Today, checking monitoring at the end of day, I found a spike of 'parsing errors' in the morning. The monitoring helped me find out why. take the path with me:
1 - Looking at the logs dashboard
We can see a spike in logs - nearly 6000!! - around 10:13. The aggregation by codes show us very easily that there have been parsing issues, and when opening the log detail, because there were missing packets.
Let's find the root cause.
2- Looking at the parsing dashboard
We can see an increase of Tcp session in waiting to be parsed in the queue, and the parsing duration and delay increasing.
Many HTTP coms were still created, so there is no like, errors, but only in increase of demand.
There is a small red part of the Parsing status histogram, with 5603 sessions in errors out of 56000.
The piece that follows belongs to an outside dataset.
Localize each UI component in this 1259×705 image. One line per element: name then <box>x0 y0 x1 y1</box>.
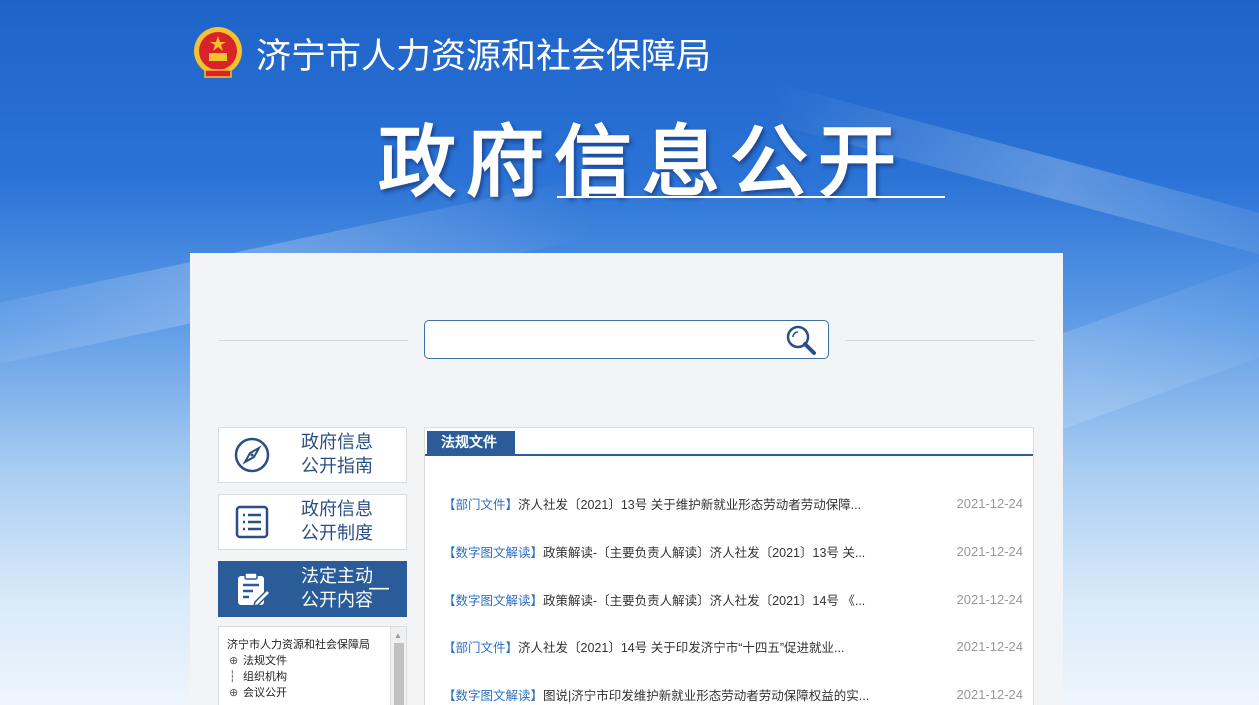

3- Further on, in the services dashboard
There is definitely an increase of input load, and an even more increase of created Http Coms. The input load almost doubled in size!
CPU is still good, with a net increase of parsing service.
4- Looking at DB status
Redis doubled its load, with a high increase in RAM, but it came back to normal straight after :) Works like a charm!
Response time and content of Redis increase significantly but nothing worrying. The spike has been absorbed.
Elasticsearch shows a net increase of new communications indexation.
5- Then the whisperers dashboard gives us the answer
In fact, all was normal, it's only the performance team (SPT1 whisperer) that decided to capture one of their test :-)
That's good observability capabilities, don't you think? All in all, everything when well.
- The spike was absorbed for almost 15 minutes,
- But the parsing replicas where not enough to cope with the input load, and the delay of parsing increased regularly
- So much that Redis started removing data before it got parsed (when the parsing delay reached 45s, the TTL of packets)
- Watch again the second set of diagrams to check this.
- Then the parsers started complaining about missing packets when parsing the Tcp sessions. The system was in 'security' mode, avoiding to crash and avoiding the load increase.
- All went back to normal after SPT1 stopped testing.
The system works well :) Yeah! Thank you for the improvised test, performance team !
We may also deduced from this event that parsing service replicas may be increased safely to absorb the spike. As the CPU usage still offered room for it. Auto scaling would be the best in this case.
Cheers, Thibaut